We are on the same page that we do not want to require a number of successes, but I had a bad reaction to your example. Stating ‘X action takes Y rounds’ time locks things, and brings up the question of ‘how many things do we need to specify’. A marker of ‘needs concentration’ seems clearer. That’s a discussion for skills rather than die rolls though.

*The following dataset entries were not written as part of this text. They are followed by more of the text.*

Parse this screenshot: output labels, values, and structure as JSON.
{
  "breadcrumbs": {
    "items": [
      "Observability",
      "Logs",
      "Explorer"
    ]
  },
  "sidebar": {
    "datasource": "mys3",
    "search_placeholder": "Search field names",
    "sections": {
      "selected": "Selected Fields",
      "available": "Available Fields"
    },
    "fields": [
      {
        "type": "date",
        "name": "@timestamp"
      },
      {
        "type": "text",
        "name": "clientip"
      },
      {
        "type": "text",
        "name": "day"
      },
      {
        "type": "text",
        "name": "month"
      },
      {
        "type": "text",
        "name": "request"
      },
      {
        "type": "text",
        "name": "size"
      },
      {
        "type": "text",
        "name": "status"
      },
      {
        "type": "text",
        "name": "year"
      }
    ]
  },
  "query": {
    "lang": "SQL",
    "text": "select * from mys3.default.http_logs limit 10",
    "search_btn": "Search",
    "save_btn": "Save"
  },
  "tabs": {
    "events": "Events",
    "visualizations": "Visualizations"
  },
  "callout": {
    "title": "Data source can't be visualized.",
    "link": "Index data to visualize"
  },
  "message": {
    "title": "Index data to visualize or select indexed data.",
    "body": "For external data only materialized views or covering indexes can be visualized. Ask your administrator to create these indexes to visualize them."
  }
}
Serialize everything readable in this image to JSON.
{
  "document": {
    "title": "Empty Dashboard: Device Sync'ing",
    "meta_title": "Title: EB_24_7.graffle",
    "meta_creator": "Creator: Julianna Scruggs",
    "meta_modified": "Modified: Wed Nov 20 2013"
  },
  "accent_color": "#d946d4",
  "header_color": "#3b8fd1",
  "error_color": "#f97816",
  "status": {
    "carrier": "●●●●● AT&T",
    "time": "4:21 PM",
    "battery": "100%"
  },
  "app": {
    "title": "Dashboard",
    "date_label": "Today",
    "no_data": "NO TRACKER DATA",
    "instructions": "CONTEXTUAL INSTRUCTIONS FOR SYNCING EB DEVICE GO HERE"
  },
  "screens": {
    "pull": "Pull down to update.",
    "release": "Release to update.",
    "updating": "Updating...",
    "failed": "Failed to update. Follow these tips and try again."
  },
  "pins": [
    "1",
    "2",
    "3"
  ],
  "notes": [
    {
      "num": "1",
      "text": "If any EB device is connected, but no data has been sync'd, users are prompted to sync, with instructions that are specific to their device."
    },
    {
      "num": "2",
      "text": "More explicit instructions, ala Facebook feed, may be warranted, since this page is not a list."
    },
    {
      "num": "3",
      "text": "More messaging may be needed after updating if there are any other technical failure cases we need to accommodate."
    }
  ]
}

I don’t like the fact that there’s no measure for failure, though. It’s either trivial, or critical, with no middle ground like there is for successes.

Here’s another idea:

A skill roll is a pool of dN’s, the pool being ability + skill. Each die that is greater than the target number is a success, otherwise it is a failure. Success - Failure = result. If Result is greater than 0, we have a success (and a degree thereof). If not, we have a failure (and a degree there of).

Consequences:

  • No matter how high a level a character gets, we know the chances of a binary success (1/N, 2/N, 3/N, etc) (me likey, intuition only though).
  • We need to calculate average number of successes for average characters at given levels to get combat right (anything we do will need this).
  • There is no measureable increase in power aside from number of successes (so, same).
  • A master can screw the pooch much worse than a novice can (not too keen).
  • Much simpler to describe (me likey).
  • oh look, we made a variant of VtM! (meh).

Variations:

  • Skill roll is ability, skill rank cannot exceed abilty, skill ranks allow re-rolls.
  • Skill ranks remove failures after determineing failure (reducing severity of failure).
  • Skill ranks remove failures before determing failure (potentially turning a fail into a success).

–lordnull


Mon Nov 24 19:33:33 CST 2014

Well, not that I haven’t made a mistake as well, I can disprove your tables: you have ‘Skill 3, Ability 4’, a target number of 2 as having a 100% probability. But, take the case of [1, 1, 1, 1]. It is the only case, but there exists one case where a success does not happen, therefore the probability is not 100%. So, something’s not quite right with the numbers your’re spitting out.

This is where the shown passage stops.